23- No dia 02.04.2007, o Banco Espírito Santo, S.A. apresentou requerimento de reclamação de créditos no âmbito do referido processo de execução, no qual reclamou o pagamento do montante de € 103.608,29 (cento e três mil seiscentos e oito euros e vinte e nove cêntimos) com referência ao contrato de mútuo com hipoteca celebrado aquando da aquisição das frações autónomas (Doc. 15).


24- No âmbito do processo de execução movido pelo Banco Espírito Santo, S.A. contra a sociedade "CC, Lda." e contra a Autora e o Réu, as frações autónomas identificadas em 3. foram vendidas por propostas em carta fechada.

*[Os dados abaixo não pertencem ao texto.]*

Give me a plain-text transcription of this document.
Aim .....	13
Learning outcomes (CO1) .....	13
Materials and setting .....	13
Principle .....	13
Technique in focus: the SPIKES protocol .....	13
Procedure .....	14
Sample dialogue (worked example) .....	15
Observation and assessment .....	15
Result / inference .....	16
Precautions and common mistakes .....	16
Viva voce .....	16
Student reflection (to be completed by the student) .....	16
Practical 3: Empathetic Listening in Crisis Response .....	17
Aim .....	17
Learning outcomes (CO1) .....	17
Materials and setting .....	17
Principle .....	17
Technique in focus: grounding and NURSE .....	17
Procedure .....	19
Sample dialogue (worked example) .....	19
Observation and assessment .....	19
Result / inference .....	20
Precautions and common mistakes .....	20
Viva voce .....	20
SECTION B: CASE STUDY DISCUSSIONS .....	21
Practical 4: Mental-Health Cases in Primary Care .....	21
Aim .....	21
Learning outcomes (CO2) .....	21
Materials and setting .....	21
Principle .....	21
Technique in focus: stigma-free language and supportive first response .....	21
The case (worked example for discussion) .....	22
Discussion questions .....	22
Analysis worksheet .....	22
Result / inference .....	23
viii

25- No dia 07.05.2009 foi emitido pelo Agente de Execução nomeado naquele processo executivo, título de transmissão com referência à fração autónoma designada pela letra “P”, correspondente a garagem com o n.º 13, do prédio urbano sito na Praça ..., Edifício ..., n.º 83, em ..., descrito na Conservatória do Registo Predial de ... sob o n.º ...323 e inscrito na respetiva matriz predial sob o artigo ...47.º a favor da sociedade com a denominação "EE, Lda.", que adquiriu a fração pelo montante de € 11.750,00 (onze mil setecentos e cinquenta euros (Doc. 16).


26- No dia 23.06.2009, foi emitido pelo Agente de Execução nomeado naquele processo executivo, título de transmissão com referência à fração autónoma designada pela letra “CZ”, correspondente ao primeiro andar esquerdo, do prédio urbano sito na Praça ..., Edifício ..., n.º 83, em ..., descrito na Conservatória do Registo Predial de Faro sob o n.º ...323 e inscrito na respetiva matriz predial sob o artigo ...47.º a favor do Banco Exequente, que adquiriu a fração pelo montante de € 203.000,00 (duzentos e três mil euros ) (Doc. 17).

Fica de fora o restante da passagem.